I think it’s safe to say that the holidays are looking a little different this year. Whether it means that your holiday dinners are much smaller, traditions are getting altered to make it “safer,” or Zoom calls with family, which have (sadly) become more of a norm. Whatever your holiday might look like, it means we have to learn how to pivot and adapt appropriately! I figured I would share a leftover turkey recipe this month instead of a new Thanksgiving dish to make.

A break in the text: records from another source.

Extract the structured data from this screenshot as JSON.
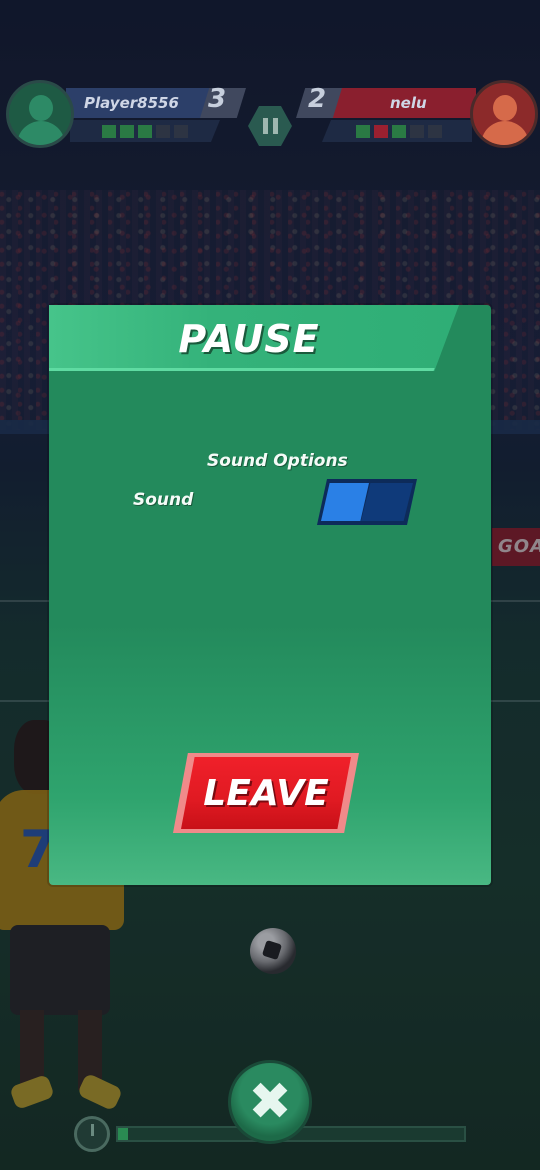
{
  "scoreboard": {
    "left_player": {
      "name": "Player8556",
      "score": "3",
      "pips": [
        "g",
        "g",
        "g",
        "n",
        "n"
      ],
      "avatar_icon": "player-avatar-icon"
    },
    "right_player": {
      "name": "nelu",
      "score": "2",
      "pips": [
        "g",
        "r",
        "g",
        "n",
        "n"
      ],
      "avatar_icon": "player-avatar-icon"
    },
    "pause_icon": "pause-icon"
  },
  "background": {
    "banner_text": "GOAL",
    "player_number": "7"
  },
  "pause_panel": {
    "title": "PAUSE",
    "section_title": "Sound Options",
    "sound_label": "Sound",
    "sound_enabled": true,
    "leave_label": "LEAVE"
  },
  "bottom": {
    "close_icon": "close-icon",
    "close_glyph": "✖",
    "timer_icon": "timer-icon",
    "progress": 0.03
  },
  "colors": {
    "panel": "#238a5c",
    "panel_header": "#34b27a",
    "toggle_on": "#2a80e6",
    "toggle_off": "#0f3a7a",
    "leave_button": "#e01a22"
  }
}
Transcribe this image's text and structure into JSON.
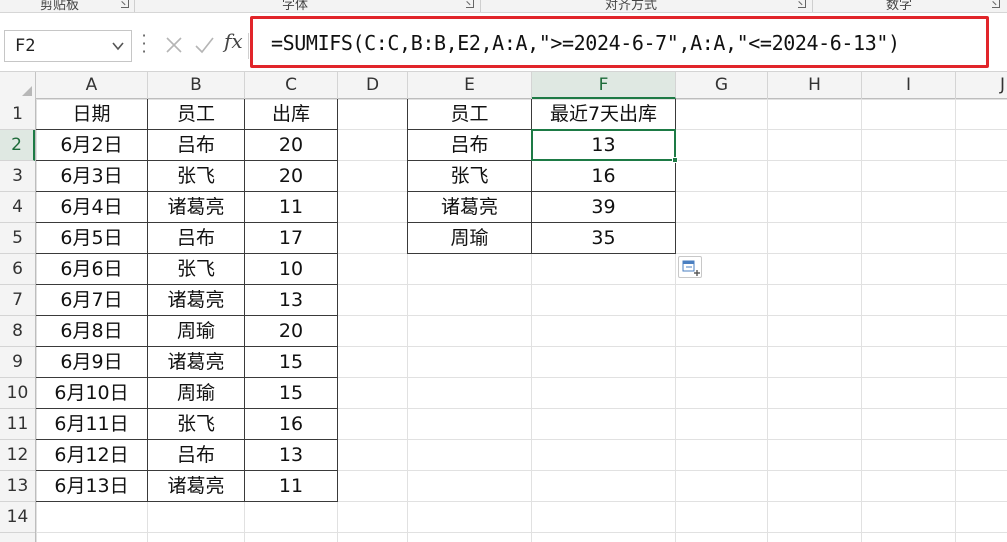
{
  "ribbon": {
    "groups": [
      "剪贴板",
      "字体",
      "对齐方式",
      "数字"
    ]
  },
  "namebox": {
    "value": "F2"
  },
  "formula_bar": {
    "fx_label": "fx",
    "formula": "=SUMIFS(C:C,B:B,E2,A:A,\">=2024-6-7\",A:A,\"<=2024-6-13\")"
  },
  "sheet": {
    "columns": [
      "A",
      "B",
      "C",
      "D",
      "E",
      "F",
      "G",
      "H",
      "I",
      "J"
    ],
    "selected_column": "F",
    "rows": [
      "1",
      "2",
      "3",
      "4",
      "5",
      "6",
      "7",
      "8",
      "9",
      "10",
      "11",
      "12",
      "13",
      "14"
    ],
    "selected_row": "2",
    "selected_cell": "F2",
    "table1": {
      "headers": [
        "日期",
        "员工",
        "出库"
      ],
      "rows": [
        [
          "6月2日",
          "吕布",
          "20"
        ],
        [
          "6月3日",
          "张飞",
          "20"
        ],
        [
          "6月4日",
          "诸葛亮",
          "11"
        ],
        [
          "6月5日",
          "吕布",
          "17"
        ],
        [
          "6月6日",
          "张飞",
          "10"
        ],
        [
          "6月7日",
          "诸葛亮",
          "13"
        ],
        [
          "6月8日",
          "周瑜",
          "20"
        ],
        [
          "6月9日",
          "诸葛亮",
          "15"
        ],
        [
          "6月10日",
          "周瑜",
          "15"
        ],
        [
          "6月11日",
          "张飞",
          "16"
        ],
        [
          "6月12日",
          "吕布",
          "13"
        ],
        [
          "6月13日",
          "诸葛亮",
          "11"
        ]
      ]
    },
    "table2": {
      "headers": [
        "员工",
        "最近7天出库"
      ],
      "rows": [
        [
          "吕布",
          "13"
        ],
        [
          "张飞",
          "16"
        ],
        [
          "诸葛亮",
          "39"
        ],
        [
          "周瑜",
          "35"
        ]
      ]
    }
  },
  "colors": {
    "formula_highlight": "#e1252a",
    "selection": "#1d7a45",
    "header_bg": "#f4f4f4"
  },
  "icons": {
    "namebox_dropdown": "chevron-down-icon",
    "cancel": "close-icon",
    "confirm": "check-icon",
    "paste_options": "paste-options-icon"
  }
}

I always have leftovers after Thanksgiving, whether I’m hosting just my immediate family or a large Thanksgiving feast with all my family who flies in from all over the U.S. One of my favorite ways to use up leftover turkey is to transform it into a big pot of soup! My favorite leftover turkey soup recipe is this turkey and wild rice soup recipe. By adding just a few ingredients together, you come up with the most flavorful soup in an hour’s time. I never let my turkey go to waste. Here are a few of my favorite tips and tricks for making the most of your turkey leftovers.
Carve: I like to carve all the meat off the carcass after our feast. I’ll then store the slices in a sealed container in the refrigerator until I’m ready to use it. I find, if I wait to carve a day or two later, I’m less likely to use the leftovers.
Drippings: I do not stuff my turkey; therefore, I can save all those glorious drippings for soups, stews, and other meals. I typically use most of the drippings for gravy but always save a few tablespoons to cook with the day after.
Turkey Carcass: The day after our feast, I’ll boil the turkey carcass to make a rich and flavorful stock. I then use that stock in whichever soup I decide to make with our leftovers or freeze the stock for a future soup.
Freeze: You can freeze both leftover cooked turkey and this soup. Once you’re done eating your soup (or turkey), make sure the food is at least room temperature, if not already cold. Then, place them into a freezer-safe container or Ziploc bag. Label and freeze. If you are using a freezer-safe Ziploc bag, make sure you lay it flat. Always freeze food within five days of cooking for freshest results. Use within three months.
Defrost: Simply place the frozen contents into your refrigerator overnight to slowly thaw out your food. For soup, you can also place the frozen contents into a soup pot and reheat until hot and bubbly.
These tips and tricks are ways that I make the most of my turkey from the main meal to leftovers. I hope that you found them helpful, too. Regardless of the way you are celebrating Thanksgiving this year, we still have so much to be thankful for, even if 2020 has thrown us a giant curveball.
Turkey and Wild Rice Soup
Prep Time: 10 minutes
Cook Time: 1 hour
- 2 tablespoons turkey renderings or butter
- 6 carrots, peeled and sliced
- 3 celery, diced
- 1 onion, diced
- 8 cups turkey stock
- 6 sage leaves, minced
- 1/4 cup parsley, minced
- 1 cup wild rice
- 2 cups cooked turkey, diced
- Salt and pepper to taste
- Heat the turkey fat renderings (or butter) on medium-high heat in a large stock pot. Then, add the carrots, celery, and onions. Place the lid on and let the vegetables cook for 10 minutes. (Add a little stock if needed to keep the vegetables from burning and drying out. The purpose of this is to steam the vegetables.)
- Add in 2 cups of stock, half of the minced sage leaves, fresh parsley, and the wild rice. Mix well, place the lid on the pot, and cook for 15 minutes. Mix soup occasionally and make sure that the pot does not get dry (add more stock if needed).
- Add the rest of the stock, lower the burner to a simmer, and cook for 25 minutes, mixing occasionally with the lid on.
- After the 25 minutes, add the cooked, diced turkey and season with salt and pepper. Mix well and cook for an additional 10 minutes, or until the rice is soft to bite. Before serving, stir in the remaining fresh herbs, ladle soup into bowls, and enjoy!
Notes: Consume soup within five days or freeze for up to three months. If you don’t have turkey stock, you can use chicken broth.